Attirer les investissements étrangers
L'environnement réglementaire favorable aux cryptomonnaies à l'île Maurice sera extrêmement attractif pour les investisseurs et les entreprises étrangers souhaitant s'implanter en Afrique. Le gouvernement mauricien est l'une des juridictions les plus favorables aux entreprises liées à la blockchain et aux cryptomonnaies, grâce à une réglementation claire sur les actifs numériques.
Augmentation de l'inclusion financière
Les cryptomonnaies contribueront à une plus grande liberté financière en proposant des solutions financières centrées sur les cryptomonnaies aux populations non bancarisées ou sous-bancarisées de l'île Maurice et d'autres pays africains. De ce point de vue, la blockchain offre un moyen sûr et efficace de réaliser des transactions financières pour ceux qui n'ont pas accès aux services bancaires traditionnels.
Promouvoir le commerce transfrontalier
L'adoption des cryptomonnaies facilite et accélère les transactions transfrontalières, sans recourir aux services bancaires traditionnels, coûteux et chronophages. L'adoption croissante des actifs numériques dans un nombre croissant de pays africains pourrait constituer un atout supplémentaire pour Maurice, lui permettant de consolider ses relations commerciales à l'intérieur comme à l'extérieur du continent.
Conclusion
La position audacieuse de l'île Maurice sur les actifs numériques, son environnement réglementaire extrêmement favorable et son engagement à adopter la technologie blockchain renforcent fortement l'idée que cette nation est prête à devenir la passerelle vers la technologie financière de l'Afrique.

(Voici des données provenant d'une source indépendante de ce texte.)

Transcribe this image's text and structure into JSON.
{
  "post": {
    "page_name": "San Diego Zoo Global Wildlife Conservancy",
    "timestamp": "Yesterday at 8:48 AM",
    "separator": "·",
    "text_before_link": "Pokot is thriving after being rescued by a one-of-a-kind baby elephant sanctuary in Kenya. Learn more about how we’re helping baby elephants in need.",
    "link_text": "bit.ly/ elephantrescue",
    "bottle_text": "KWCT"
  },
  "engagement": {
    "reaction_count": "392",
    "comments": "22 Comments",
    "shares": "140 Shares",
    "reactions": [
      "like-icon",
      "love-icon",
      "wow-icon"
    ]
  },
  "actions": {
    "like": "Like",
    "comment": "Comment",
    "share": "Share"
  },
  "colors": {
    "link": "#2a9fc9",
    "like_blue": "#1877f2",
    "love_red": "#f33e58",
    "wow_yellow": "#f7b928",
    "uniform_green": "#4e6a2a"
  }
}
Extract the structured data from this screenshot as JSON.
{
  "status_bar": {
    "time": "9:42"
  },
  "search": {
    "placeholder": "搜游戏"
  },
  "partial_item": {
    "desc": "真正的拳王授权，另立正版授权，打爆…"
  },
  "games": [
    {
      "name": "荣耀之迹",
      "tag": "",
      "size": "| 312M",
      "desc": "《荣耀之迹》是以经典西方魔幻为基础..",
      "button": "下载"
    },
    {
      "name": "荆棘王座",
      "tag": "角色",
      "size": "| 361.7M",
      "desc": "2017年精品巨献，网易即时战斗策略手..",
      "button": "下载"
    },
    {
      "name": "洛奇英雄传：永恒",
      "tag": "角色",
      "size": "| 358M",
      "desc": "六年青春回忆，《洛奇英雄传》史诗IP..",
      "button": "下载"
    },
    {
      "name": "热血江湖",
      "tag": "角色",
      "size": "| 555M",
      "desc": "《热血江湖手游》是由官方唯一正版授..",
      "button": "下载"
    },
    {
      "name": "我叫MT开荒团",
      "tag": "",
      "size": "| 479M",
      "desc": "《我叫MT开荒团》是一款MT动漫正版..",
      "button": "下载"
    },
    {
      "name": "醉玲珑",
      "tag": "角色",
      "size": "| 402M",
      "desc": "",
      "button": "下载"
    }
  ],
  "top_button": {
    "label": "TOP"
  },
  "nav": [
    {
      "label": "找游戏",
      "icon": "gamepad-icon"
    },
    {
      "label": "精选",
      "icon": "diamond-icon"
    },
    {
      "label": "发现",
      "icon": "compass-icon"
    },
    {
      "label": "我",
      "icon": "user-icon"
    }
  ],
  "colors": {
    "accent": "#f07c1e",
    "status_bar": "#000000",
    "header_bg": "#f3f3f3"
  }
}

En créant une IFC faisant autorité, des directives proactives de la FSC (y compris la loi VAITOS de 2021) et un déploiement imminent d'une CBDC, Maurice offre une base prometteuse pour l'adoption des cryptomonnaies et favorise l'innovation fintech.
Cela s'inscrit dans sa vision plus large d'atteindre le statut de centre financier international, à l'instar de Singapour, et constitue un exemple d'économies africaines qui cherchent à connaître une transformation numérique.